Attorney: Padilla's detainment a 'constitutional concern'
NEW YORK (CNN) -- Decrying the U.S. government's decision to transfer her client to the custody of the U.S. military, an attorney for Jose Padilla, the suspect in an alleged dirty bomb plot, urged a federal court Tuesday to release him.
"A person is being detained on information -- the value of which, the credibility of which, and the reliability of which, we don't know," court-appointed attorney Donna Newman told reporters after a hearing in federal court.
Newman said she was troubled that captured Abu Zubaydah, a senior al Qaeda leader in U.S. custody, is reported to be a source of government information against her client.
The Padilla case should be a "constitutional concern for everybody," Newman said. "He was taken and will now be detained in a military prison."
She also said it was unfair that a court order restricted what she could say about Padilla, while the government condemned him in public. "My client's voice, through me, is impeded, is hushed," she said.
While U.S. District Court Judge Michael Mukasey said he would consider Newman's motion, it was unclear what jurisdiction, if any, the court has in the case now that Padilla is in the custody of the U.S. military.
Meanwhile, a federal prosecutor revealed that a grand jury investigation into Padilla's alleged plot would continue.
A constitutional law professor said that since Padilla has been classified an enemy, or unlawful combatant, he can be detained indefinitely without having to bring charges against him.
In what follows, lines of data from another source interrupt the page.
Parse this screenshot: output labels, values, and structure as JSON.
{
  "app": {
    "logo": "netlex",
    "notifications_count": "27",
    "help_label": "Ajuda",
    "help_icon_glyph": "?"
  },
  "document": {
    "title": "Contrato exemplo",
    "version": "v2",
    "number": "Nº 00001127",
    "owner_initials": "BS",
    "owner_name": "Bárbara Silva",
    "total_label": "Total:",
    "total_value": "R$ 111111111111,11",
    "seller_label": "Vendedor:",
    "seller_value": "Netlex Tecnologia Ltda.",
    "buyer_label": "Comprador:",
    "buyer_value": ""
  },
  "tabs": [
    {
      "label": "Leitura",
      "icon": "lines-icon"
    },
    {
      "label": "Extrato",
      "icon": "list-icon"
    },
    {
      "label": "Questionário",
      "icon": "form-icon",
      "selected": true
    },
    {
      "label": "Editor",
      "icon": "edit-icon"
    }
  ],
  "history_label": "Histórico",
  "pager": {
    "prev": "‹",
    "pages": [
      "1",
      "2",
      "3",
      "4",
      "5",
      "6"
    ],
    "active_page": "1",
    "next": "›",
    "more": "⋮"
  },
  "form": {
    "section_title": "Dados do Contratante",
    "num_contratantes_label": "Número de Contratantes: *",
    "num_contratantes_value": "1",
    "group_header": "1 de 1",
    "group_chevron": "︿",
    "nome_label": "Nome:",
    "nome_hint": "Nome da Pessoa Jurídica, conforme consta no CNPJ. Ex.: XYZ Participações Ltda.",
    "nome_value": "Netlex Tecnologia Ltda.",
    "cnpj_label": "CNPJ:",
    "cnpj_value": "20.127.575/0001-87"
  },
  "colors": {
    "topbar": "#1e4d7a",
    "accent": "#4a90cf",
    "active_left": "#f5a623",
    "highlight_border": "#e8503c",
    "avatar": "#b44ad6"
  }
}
U.S. officials need only to supply evidence that Padilla at least planned to harm U.S. interests, said John McGinnis of Northwestern law School.
In Tuesday's court proceedings in New York, Newman prepared a motion, called a petition for a writ of habeus corpus, Monday after she learned that her client, a U.S. citizen, had been transferred from the Department of Justice to the custody of the Department of Defense.
Padilla, who also goes by the name of Abdullah Al Muhajir, was being held in a naval brig in Charleston, South Carolina. Padilla did not appear in court Tuesday.
Padilla has not been charged with any crime, but the Justice Department accused him of planning to build and detonate a radioactive dirty bomb in the United States, saying he had discussed the plan with senior al Qaeda leaders. He was arrested May 8 under a material witness warrant after he flew into Chicago from a flight that had originated in Pakistan, but the government only disclosed his capture Monday. (More on the arrest.)
The government had faced a Tuesday deadline to press criminal charges; instead the Justice Department labeled him an "enemy combatant" and transferred him to the Defense Department, which can hold him indefinitely.
Newman appeared Tuesday, along with two government prosecutors, before Mukasey in a federal courtroom in Manhattan.
Newman said it was difficult to respond to statements by Attorney General John Ashcroft and FBI Director Robert Mueller calling Padilla an "al Qaeda operative" engaged in a bombing plot "because he isn't accused of anything" in court.
Prior to his transfer, Newman had filed another motion to vacate the warrant on the grounds that Padilla's arrest was unlawful. Mukasey said the government withdraw its warrant Sunday evening. That document and all parts of the court record prior to Tuesday's hearing are under seal.
One federal judge in this same jurisdiction has ruled in the case of another post-September 11 detainee that the government's frequent use of the material witness warrant as an investigative and detention tool has been improper.
Although the argument may be moot in Padilla's case, Mukasey said he would review the matter. In the meantime, Mukasey said Newman's habeus petition should be served in South Carolina, and he would forward a copy to the Pentagon.
Newman said that after Padilla's arrest in Chicago, he was transferred to New York and detained in the high-security wing of the Metropolitan Correctional Center, a federal facility in Manhattan. The wing, known as 10 South, is where other terrorist suspects have been held, confined to isolated cells under under a 23 hour-a-day lockdown.
Anytime Padilla left his cell, even to come to court two or three times, his legs, arms and midsection would be shackled. Newman said she saw him frequently in jail, communicating through a metal screen, and that she was concerned the government may have been eavesdropping on their conversations. Padilla was not able to make phone calls from jail, she said.
Newman would not characterize Padilla's response to the nature of the government's public accusations. She said, however, that she was troubled that captured Abu Zubaydah, a senior al Qaeda leader in U.S. custody, is reported to be a source of government information against her client.